Changes need to be properly developed, tested and deployed, but sometimes this doesn’t need a full project structure created. When all improvements are painful to implement, people just accept and build workarounds, some of which you may not be aware are in place.

Tips to avoid:

  • Have a lightweight process for “short-order” requests that are small.
  • Find ways to bundle these into bigger releases alongside the “im-por-tant” work.

“It’s too expensive”

If you have a bad contract with your supplier, it could just cost too much to viably fix.

Tips to avoid:

  • Only buy software/services where the API is included, and is nice to develop against (I’m looking at you SOAP)
  • Have clear boundaries in your systems/components, own the integrations yourself, so you can swap components or combine as required

“The person who develops it is too busy/gone away”

You could imagine that if this system was modifiable, that right now the people with IT skills are maybe elsewhere working on the other plethora of systems that have have to be spun-up to cope with the current situation.

Worse though, is when software has gone-stale and while you maybe have developers who could work on the problem, nobody really understands how to build/deploy it anymore, it’s effectively stuck.

I’ve worked with clients who had problems with code going stale, and instituted very strict “if you modify a component you must fully adapt it to be inline with our current standards” to fix this. However, this just introduced a disincentive to make minor changes to improve things, because the developers knew that alongside 5 lines of functional code changes, they had to make 500 of dependency related changes.

Tips to avoid this:

  • Avoid one product/system/component being solely one persons ‘thing’.
  • Find ways to allow people to deploy minor changes as a BAU process, gradually updating components into modern ways of working without dogmatically requiring every component to be fully updated.

In conclusion

We’ve all used excel files or CSVs in email, or a google sheet as an interim solution. The problem is that these interims become permanent and eventually they stop working. I’m lucky in that mine were about keeping TV or VOD on-air, and not about life or death statistical reporting processes.

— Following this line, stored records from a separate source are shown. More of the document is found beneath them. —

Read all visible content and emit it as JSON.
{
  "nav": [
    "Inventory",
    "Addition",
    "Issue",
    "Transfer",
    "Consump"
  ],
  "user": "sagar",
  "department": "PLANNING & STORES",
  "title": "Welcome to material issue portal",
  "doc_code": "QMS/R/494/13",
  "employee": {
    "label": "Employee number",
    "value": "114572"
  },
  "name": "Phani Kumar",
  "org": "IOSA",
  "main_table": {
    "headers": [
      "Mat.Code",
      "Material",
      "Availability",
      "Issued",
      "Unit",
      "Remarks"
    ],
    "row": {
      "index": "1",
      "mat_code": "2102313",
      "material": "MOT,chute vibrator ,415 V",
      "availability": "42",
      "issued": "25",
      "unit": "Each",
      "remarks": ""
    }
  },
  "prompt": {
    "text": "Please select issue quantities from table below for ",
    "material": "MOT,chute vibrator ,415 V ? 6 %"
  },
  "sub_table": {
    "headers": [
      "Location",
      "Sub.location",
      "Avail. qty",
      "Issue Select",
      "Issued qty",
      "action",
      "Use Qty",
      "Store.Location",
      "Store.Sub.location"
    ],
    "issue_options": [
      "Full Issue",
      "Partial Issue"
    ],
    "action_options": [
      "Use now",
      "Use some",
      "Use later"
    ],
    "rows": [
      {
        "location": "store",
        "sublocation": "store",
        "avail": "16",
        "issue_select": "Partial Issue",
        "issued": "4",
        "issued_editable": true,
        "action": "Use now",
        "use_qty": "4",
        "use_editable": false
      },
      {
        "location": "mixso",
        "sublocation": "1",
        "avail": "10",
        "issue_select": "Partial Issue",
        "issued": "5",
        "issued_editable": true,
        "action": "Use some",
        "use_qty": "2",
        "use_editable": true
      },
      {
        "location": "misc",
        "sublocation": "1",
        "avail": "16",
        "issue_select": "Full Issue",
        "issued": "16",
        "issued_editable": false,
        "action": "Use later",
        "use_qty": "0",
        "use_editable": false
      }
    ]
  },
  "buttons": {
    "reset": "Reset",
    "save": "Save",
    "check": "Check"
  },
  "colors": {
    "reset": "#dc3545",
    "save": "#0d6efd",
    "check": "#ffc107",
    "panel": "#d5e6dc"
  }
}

But still, let’s tone down the sneering “BUT WHY WASN’T IT AUTOMATED” talk, yes, it clearly should have been, but none of us know the decisions being made, or the available software hooks that the operators/developers had access to.

Always monitor your systems, spot where things can be better and make the incremental improvements because they add up over time. Never invest all your hope in the new system/rewrite because they’re always years away, and usually come with their own new ‘quirks’.